Ask a mathematician to put the scale of these figures — the quintillions and hundreds of billions — into terms you might more readily grasp, and you may find yourself in a discussion of the stars in the sky and the sand by the sea.
“Our finite minds and our inability to think of numbers of those sizes can make it more alluring than it is,” Tim Chartier, a mathematician at Davidson College interested in sports analytics, said about attempts to fill out a perfect bracket.
The N.C.A.A. men’s basketball tournament began 84 years ago with eight teams, and expanded gradually over the years, to 64 teams in 1985. The N.C.A.A. launched its women’s tournament in 1982 with 32 teams, and it hit 64 teams in 1994.
Bracket pools began to spread rapidly after the 64-team field was introduced. The symmetry of the format represented its own form of perfection, and its clean knockout format broadened its appeal to hard-core and casual fans alike. Now, the fields for the N.C.A.A. tournaments are 68 teams.
Among the scores of Americans seduced by the tournament was Warren Buffett, the billionaire investor, who in 2014 partnered with Quicken Loans to offer a promotional $1 billion prize to anyone who achieved a perfect bracket.
Nobody won, predictably, but in the years since, Buffett has run a smaller, somewhat more attainable contest for the employees of his company, Berkshire Hathaway, and its many subsidiaries.
In Buffett’s current pool, anyone who picks a perfect first round — all 32 games — wins $1 million. Anyone who correctly predicts each of the 48 games in the first and second rounds wins what the company is calling a “lollapalooza prize”: $1 million annually for the rest of their lives. The entrant whose bracket stays perfect to the deepest point in the tournament will be awarded $100,000.
Buffett said in an interview last week that he expected somewhere in the range of 80,000 entries. This year, to eliminate the chance that an unlikely upset spoils everyone’s fun, he is giving his employees all first-round games involving a No. 1 or No. 2 seed as freebies.

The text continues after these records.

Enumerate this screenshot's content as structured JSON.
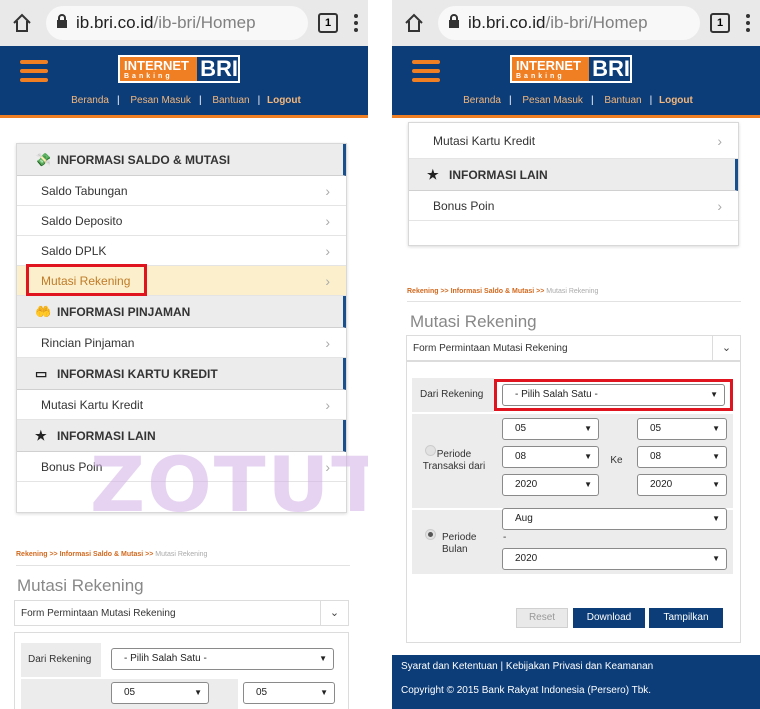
{
  "browser": {
    "url_host": "ib.bri.co.id",
    "url_path": "/ib-bri/Homep",
    "tab_count": "1"
  },
  "header": {
    "logo_internet": "INTERNET",
    "logo_banking": "Banking",
    "logo_bri": "BRI",
    "nav": [
      "Beranda",
      "Pesan Masuk",
      "Bantuan",
      "Logout"
    ]
  },
  "menu": {
    "saldo_title": "INFORMASI SALDO & MUTASI",
    "saldo_items": [
      "Saldo Tabungan",
      "Saldo Deposito",
      "Saldo DPLK",
      "Mutasi Rekening"
    ],
    "pinjaman_title": "INFORMASI PINJAMAN",
    "pinjaman_items": [
      "Rincian Pinjaman"
    ],
    "kartu_title": "INFORMASI KARTU KREDIT",
    "kartu_items": [
      "Mutasi Kartu Kredit"
    ],
    "lain_title": "INFORMASI LAIN",
    "lain_items": [
      "Bonus Poin"
    ]
  },
  "breadcrumb": {
    "part1": "Rekening >> Informasi Saldo & Mutasi >>",
    "current": "Mutasi Rekening"
  },
  "page_title": "Mutasi Rekening",
  "form": {
    "bar_title": "Form Permintaan Mutasi Rekening",
    "dari_rekening_label": "Dari Rekening",
    "dari_rekening_value": "- Pilih Salah Satu -",
    "periode_transaksi_label": "Periode Transaksi dari",
    "ke_label": "Ke",
    "from_day": "05",
    "from_month": "08",
    "from_year": "2020",
    "to_day": "05",
    "to_month": "08",
    "to_year": "2020",
    "periode_bulan_label": "Periode Bulan",
    "bulan_value": "Aug",
    "dash": "-",
    "tahun_value": "2020",
    "reset_label": "Reset",
    "download_label": "Download",
    "tampilkan_label": "Tampilkan"
  },
  "footer": {
    "links": "Syarat dan Ketentuan | Kebijakan Privasi dan Keamanan",
    "copyright": "Copyright © 2015 Bank Rakyat Indonesia (Persero) Tbk."
  },
  "watermark": "ZOTUTORIAL.COM",
  "colors": {
    "brand_blue": "#0c3d78",
    "brand_orange": "#f07e22",
    "highlight_red": "#e0141e"
  }
}
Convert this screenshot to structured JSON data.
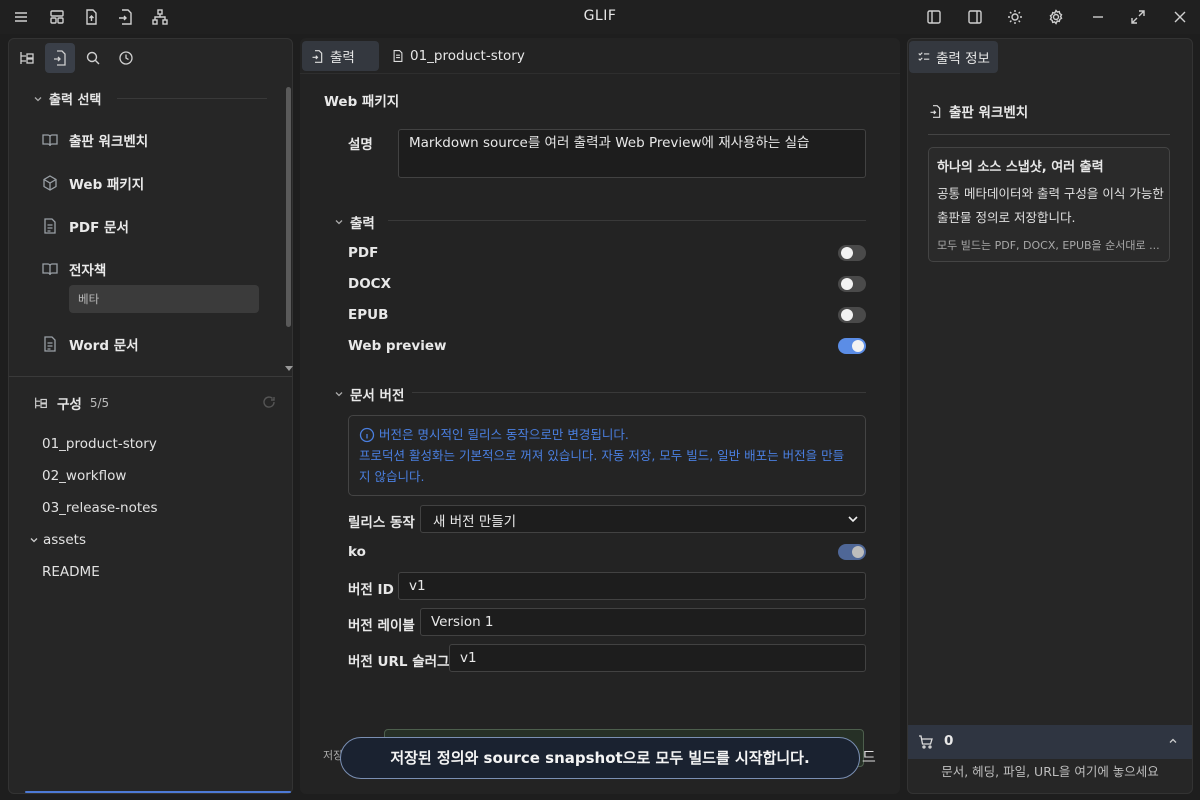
{
  "app": {
    "title": "GLIF"
  },
  "left": {
    "section_title": "출력 선택",
    "nav": [
      {
        "label": "출판 워크벤치",
        "icon": "book-open-icon"
      },
      {
        "label": "Web 패키지",
        "icon": "package-icon"
      },
      {
        "label": "PDF 문서",
        "icon": "file-text-icon"
      },
      {
        "label": "전자책",
        "icon": "book-icon"
      },
      {
        "label": "Word 문서",
        "icon": "file-text-icon"
      }
    ],
    "beta_badge": "베타",
    "config_title": "구성",
    "config_count": "5/5",
    "tree": [
      "01_product-story",
      "02_workflow",
      "03_release-notes",
      "assets",
      "README"
    ]
  },
  "mid": {
    "tabs": [
      "출력",
      "01_product-story"
    ],
    "section": "Web 패키지",
    "desc_label": "설명",
    "desc_value": "Markdown source를 여러 출력과 Web Preview에 재사용하는 실습",
    "outputs_title": "출력",
    "outputs": [
      {
        "label": "PDF",
        "on": false
      },
      {
        "label": "DOCX",
        "on": false
      },
      {
        "label": "EPUB",
        "on": false
      },
      {
        "label": "Web preview",
        "on": true
      }
    ],
    "version_title": "문서 버전",
    "info_line1": "버전은 명시적인 릴리스 동작으로만 변경됩니다.",
    "info_line2": "프로덕션 활성화는 기본적으로 꺼져 있습니다. 자동 저장, 모두 빌드, 일반 배포는 버전을 만들지 않습니다.",
    "release_label": "릴리스 동작",
    "release_value": "새 버전 만들기",
    "locale_label": "ko",
    "version_id_label": "버전 ID",
    "version_id": "v1",
    "version_label_label": "버전 레이블",
    "version_label": "Version 1",
    "version_slug_label": "버전 URL 슬러그",
    "version_slug": "v1",
    "footer_left": "저장",
    "footer_right": "드"
  },
  "right": {
    "tab": "출력 정보",
    "header": "출판 워크벤치",
    "card_title": "하나의 소스 스냅샷, 여러 출력",
    "card_body": "공통 메타데이터와 출력 구성을 이식 가능한 출판물 정의로 저장합니다.",
    "card_note": "모두 빌드는 PDF, DOCX, EPUB을 순서대로 ...",
    "cart_count": "0",
    "drop_hint": "문서, 헤딩, 파일, URL을 여기에 놓으세요"
  },
  "toast": {
    "text": "저장된 정의와 source snapshot으로 모두 빌드를 시작합니다."
  }
}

That leaves 24 games in the opening round. The odds of correctly calling 24 coin flips in a row work out to about one in 16 million.
“It’s not impossible,” Buffett said. “I would love to fly somewhere and hand somebody a million bucks in $100 bills.”
The field of so-called bracketology has attracted mathematicians and statheads who endlessly tweak predictive models, researching new ways to gain any small edge.
But the charm of the event, ultimately, remains rooted in how ineffectual rigorous analysis and robust algorithms can actually be in predicting how the tournaments will play out. They will always, to some extent, be an exercise in randomness, with perfection an impossibly distant dream.
“Bracketology really underscores the unpredictable nature of the human experience,” Chartier said. “I think it’s why we watch sports. No matter how much we know, no matter how much we study, no matter how much we cheer, we intrinsically know that we have no idea how it’s going to unfold.”